As for your situation I am sure you can appreciate how deeply insecurities can run surrounding cross dressing. Your partner seems to be exhibiting these in a form that you obviously find detrimental to your relationship with her: she needs to know this! In addition although your patients is being stretched please try to persevere as I’m sure eventually she will calm down and find the inner piece that will allow her to act towards you in the way she can act whilst not dressed. Talk lots and then some.

I hope it works out for you both,

Love Amanda

christina marie
06-23-2007, 08:53 AM
might also be a good idea to bring your SO to this forum, let her read some of the old posts from girls who do NOT have accepting and understanding partners. let her see the terrors that some of the others here have gone through trying to find happiness without wrecking their lives. sort of a little wake-up call. maybe your SO will see how good she really does have it, and give you some of the respect and understanding you deserve. if that doesn't work, offer her a midol! :)

Holly
06-23-2007, 11:35 AM
Vichi, try and remember what it was like for you when your were a young teen, first exploring your own femininity. Did you have insecurities? Did the makeup always go on just right? Did certain clothing just make you look "gross?" That's probably where your BF's head is right now... just starting to explore his own femininity. And just as you had girlfriends to help you though your own "coming of age" crisis, you can be that person for your BF.
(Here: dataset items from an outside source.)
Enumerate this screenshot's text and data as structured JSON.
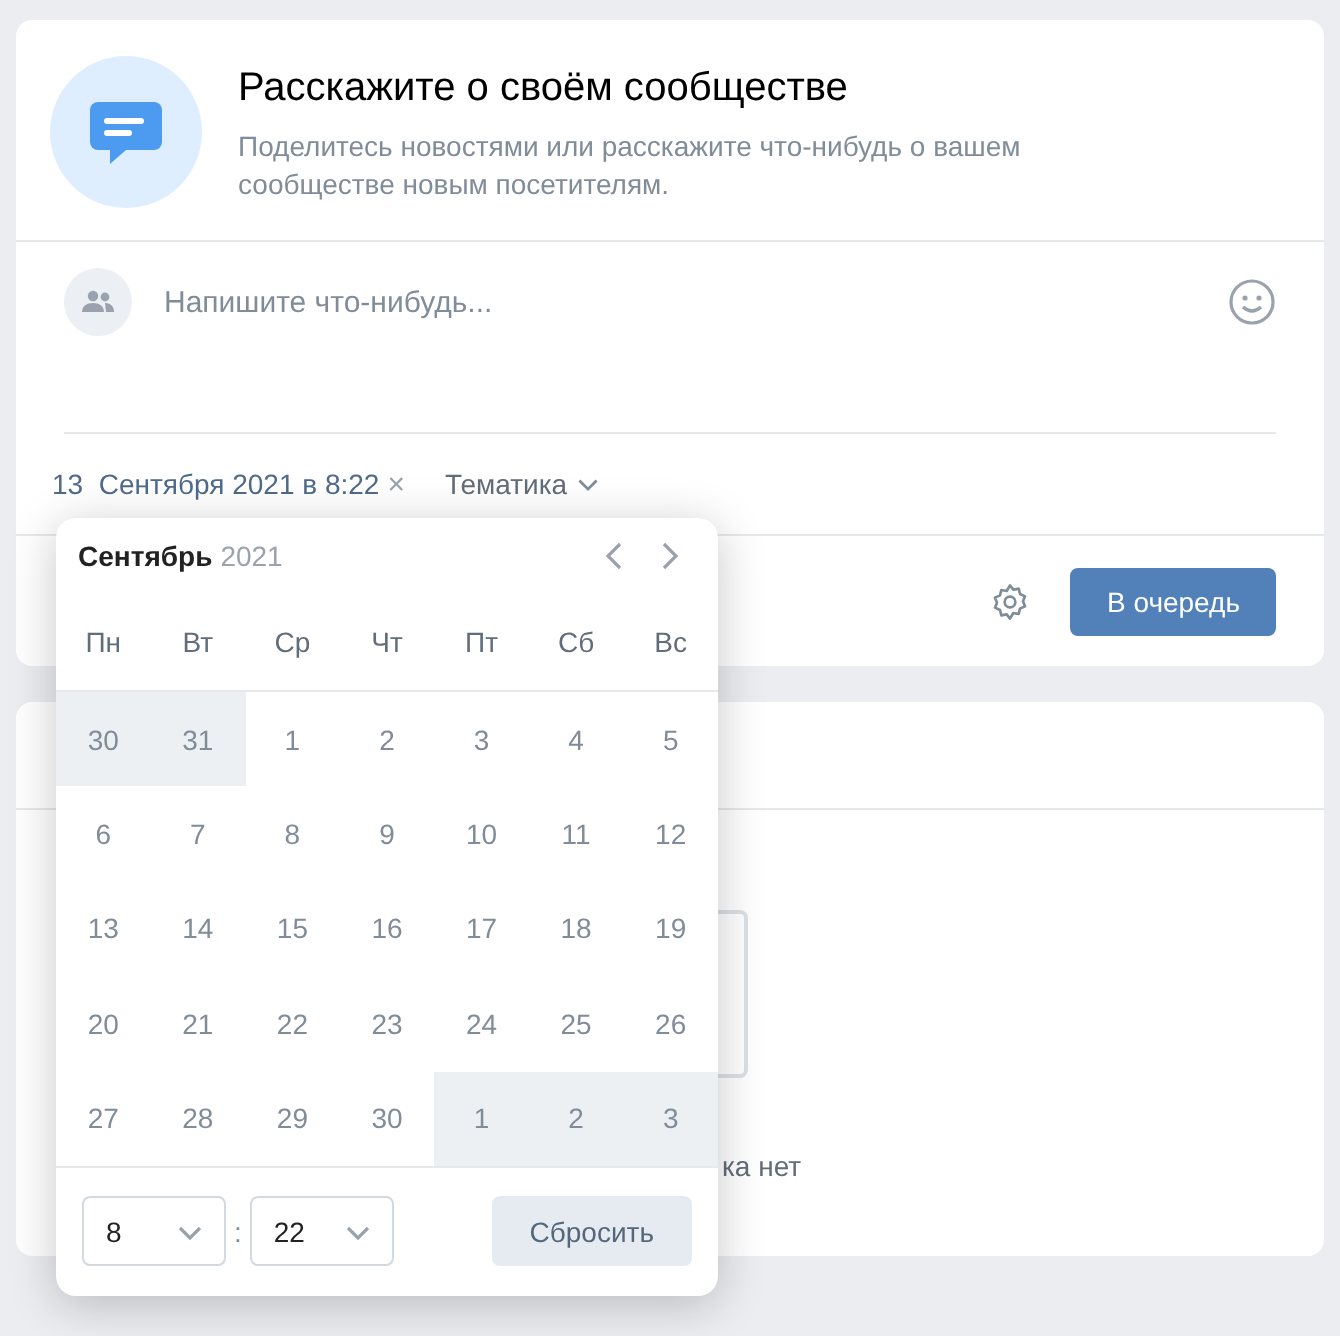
{
  "intro": {
    "title": "Расскажите о своём сообществе",
    "text": "Поделитесь новостями или расскажите что-нибудь о вашем сообществе новым посетителям."
  },
  "composer": {
    "placeholder": "Напишите что-нибудь..."
  },
  "meta": {
    "date": "13  Сентября 2021 в 8:22",
    "remove": "×",
    "topic": "Тематика"
  },
  "footer": {
    "submit": "В очередь"
  },
  "second_card": {
    "text": "ка нет"
  },
  "calendar": {
    "month": "Сентябрь",
    "year": "2021",
    "weekdays": [
      "Пн",
      "Вт",
      "Ср",
      "Чт",
      "Пт",
      "Сб",
      "Вс"
    ],
    "weeks": [
      [
        {
          "label": "30",
          "outside": true
        },
        {
          "label": "31",
          "outside": true
        },
        {
          "label": "1",
          "outside": false
        },
        {
          "label": "2",
          "outside": false
        },
        {
          "label": "3",
          "outside": false
        },
        {
          "label": "4",
          "outside": false
        },
        {
          "label": "5",
          "outside": false
        }
      ],
      [
        {
          "label": "6",
          "outside": false
        },
        {
          "label": "7",
          "outside": false
        },
        {
          "label": "8",
          "outside": false
        },
        {
          "label": "9",
          "outside": false
        },
        {
          "label": "10",
          "outside": false
        },
        {
          "label": "11",
          "outside": false
        },
        {
          "label": "12",
          "outside": false
        }
      ],
      [
        {
          "label": "13",
          "outside": false
        },
        {
          "label": "14",
          "outside": false
        },
        {
          "label": "15",
          "outside": false
        },
        {
          "label": "16",
          "outside": false
        },
        {
          "label": "17",
          "outside": false
        },
        {
          "label": "18",
          "outside": false
        },
        {
          "label": "19",
          "outside": false
        }
      ],
      [
        {
          "label": "20",
          "outside": false
        },
        {
          "label": "21",
          "outside": false
        },
        {
          "label": "22",
          "outside": false
        },
        {
          "label": "23",
          "outside": false
        },
        {
          "label": "24",
          "outside": false
        },
        {
          "label": "25",
          "outside": false
        },
        {
          "label": "26",
          "outside": false
        }
      ],
      [
        {
          "label": "27",
          "outside": false
        },
        {
          "label": "28",
          "outside": false
        },
        {
          "label": "29",
          "outside": false
        },
        {
          "label": "30",
          "outside": false
        },
        {
          "label": "1",
          "outside": true
        },
        {
          "label": "2",
          "outside": true
        },
        {
          "label": "3",
          "outside": true
        }
      ]
    ],
    "hour": "8",
    "separator": ":",
    "minute": "22",
    "reset": "Сбросить"
  }
}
Now, all that being said, this doesn't mean that his behavior is acceptable! And you need to tell him how his actions are effecting you. No ultimatums, no accusations, just, "This is how what you are doing makes me feel and how can WE fix this!" If necessary, when he gets into one one of his hissyfits, just give him some space and let him work it out. And perhaps one of the greatest things you can do for him right now is to model good behavior. More than likely YOU are the single biggest feminine influence in his life. React to him the way you would like him to react to you. Give it a try!

Chantelle CD
06-23-2007, 12:23 PM
It is always hard to get the real gist of the situation from just a few words in a thread, but what feeling i get is, he is learning still, the feelings are not all there yet, his femininity is still growing, he goes from male to female while dressed and doesnt hold on to the femme aspect of the personality 100% while dressed, and aggravates him, making his mood go up and down. Also maybe self acceptance will make your mood swing while dressed to, if your not there with yourself yet. Might just need a bit of time to let her personality bloom. Any ideas on weather this may be the case?

Vichi
06-23-2007, 12:37 PM
Thank all of you so much for your opinions. I deeply apreciated. I had my so read all your post and he defenectly agrees on all the opinions. My cd partner did gave his opinion that he/she is traying to find its feminitity and what does belong to his/her personality. He does apologise for his behavior and with patiente and little time she will find her self. I love him/her and I will keep help him out to the best of my understanding. So I gues I'm in the right track. I'll keep reading more opinions.